Bernard Arnault's luxury giant has bought the American jewelry in a $16,2 billion deal

LVMH has officially acquired Tiffany&Co.  Bernard Arnault's luxury giant has bought the American jewelry in a $16,2 billion deal

UPDATE 25.11: after the leaks surfaced yesterday, the news is now official. Bernard Arnault's luxury giant has officially acquired Tiffany&Co., the historic American jewellery with more than 180 years of history, in a $16,2 billion deal, paid in cash, approximately $135 per financial action. LVMH continues in this way the diversification of its stock portfolio, ranging from luxury fashion brands such as Louis Vuitton, Dior, Celine, fine jewellery by Bulgari, cosmetics, champagne, basically redefining modern luxury. 

 

 

LVMH is interested in entering one of the fastest-growing sectors of the luxury market: jewellery. As reported by the Wall Street Journal, in fact, the French giant would be interested in the acquisition of Tiffany&Co. The offer would amount to $14.5 billion dollars (nearly €13 billion euros), valuing about 120 dollars (about 108 euros) per share reached by the U.S. chain of stores at the closing of Wall Street last Friday. 

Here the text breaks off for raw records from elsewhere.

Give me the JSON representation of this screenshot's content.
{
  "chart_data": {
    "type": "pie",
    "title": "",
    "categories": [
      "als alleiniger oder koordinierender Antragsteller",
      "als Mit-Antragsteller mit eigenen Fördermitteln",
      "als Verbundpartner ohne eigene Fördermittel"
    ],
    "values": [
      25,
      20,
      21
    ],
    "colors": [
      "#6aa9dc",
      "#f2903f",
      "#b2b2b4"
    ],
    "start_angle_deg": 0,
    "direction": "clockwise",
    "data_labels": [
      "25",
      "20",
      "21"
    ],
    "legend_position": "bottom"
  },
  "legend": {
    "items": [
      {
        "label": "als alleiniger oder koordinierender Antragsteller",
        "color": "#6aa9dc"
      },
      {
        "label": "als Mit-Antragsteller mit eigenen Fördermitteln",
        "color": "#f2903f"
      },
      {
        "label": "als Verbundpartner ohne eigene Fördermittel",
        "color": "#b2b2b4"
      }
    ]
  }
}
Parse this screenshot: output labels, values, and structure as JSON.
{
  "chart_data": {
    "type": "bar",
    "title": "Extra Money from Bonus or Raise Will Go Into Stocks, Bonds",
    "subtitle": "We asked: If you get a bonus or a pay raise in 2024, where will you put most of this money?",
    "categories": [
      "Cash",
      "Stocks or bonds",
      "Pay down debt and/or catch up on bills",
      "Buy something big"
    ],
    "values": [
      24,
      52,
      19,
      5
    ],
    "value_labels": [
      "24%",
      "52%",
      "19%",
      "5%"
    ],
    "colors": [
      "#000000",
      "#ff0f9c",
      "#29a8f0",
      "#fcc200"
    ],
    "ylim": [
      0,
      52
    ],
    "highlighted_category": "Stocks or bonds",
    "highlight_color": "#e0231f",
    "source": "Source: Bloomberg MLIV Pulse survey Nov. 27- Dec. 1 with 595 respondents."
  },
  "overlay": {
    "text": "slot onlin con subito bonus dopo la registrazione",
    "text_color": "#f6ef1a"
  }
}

If the acquisition succeded, it would be the largest operation ever made by the French luxury group, even bigger than the one to acquire the Christian Dior label in 2017, valued €12 billion. Bernard Arnault not only wants to add to Cartier and Bulgari, already owned by him, an iconic brand made immortal by the famous movie starring Audrey Hepburn, but, above all, he wants to consolidate his position on the American market, as confirmed by the new LVMH factory opened in Texas last week with the presence of Donald Trump and his daughter Ivanka

According to the Financial Times, Tiffany is set to reject the offer, with the report saying the offer was too low. All this despite the brand's not going through a positive period. Recently, the jewellery chain has seen its revenues stop at $4 billion a year and its stocks fall to $60 per share. At the moment, under the leadership of Alessandro Bogoglio, the American giant is trying to find a new stability. Among its first steps were the restyling of the flagship store on the Fifth Avenue in New York and of its London store in Covent Garden, which has also opened a restaurant, and the launch of a line of men's jewellery.